Materials and methods: This cross sectional study was conducted on the hospitalized adopted children between September, 2009 and October, 2010 in the Institute of Child and Mother Health, Dhaka, Bangladesh. Total 54 adopted children, who were hospitalized due to different health problems, were included in the study.

Result: The mean (±SD) age of the studied adopted children was 4.29±3.47 months. Among them, 42 (77.8%) were female and 12 (22.2%) were male child. All adoption happened among un-related Muslim families. Infertility was the commonest (72%) reason for adopting a child. No adoption took place according to the existing guardianship law in Bangladesh, and none was legally documented. Financial insolvency and the death of the biological mother reasoned for allowing adoption in 50% and 29.6%% of cases respectively.

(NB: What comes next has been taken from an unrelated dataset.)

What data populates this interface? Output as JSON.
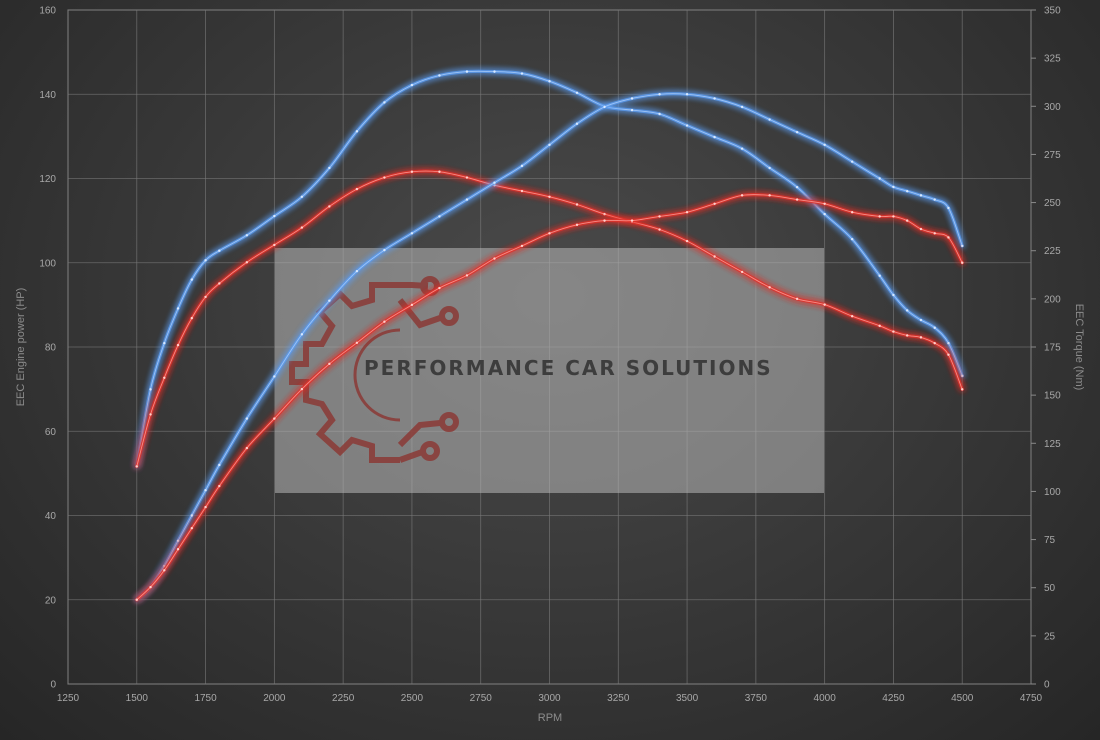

In about one-third of the cases, the biological parents received money from the adopting parents. Acute respiratory tract infection, gastroenteritis and undernutrition were the major health problems of the adopted children. Since Islamic law does not allow inheritance of wealth to the adopted children, all the adopting parents left the inheritance issue to be solved “in future”.

Conclusion: The current guardianship law needs wide publicity, proper execution and strict monitoring. This law
necessitates re-evaluation or possible adaptation into a full adoption law that can secure the future rights of the adopted children.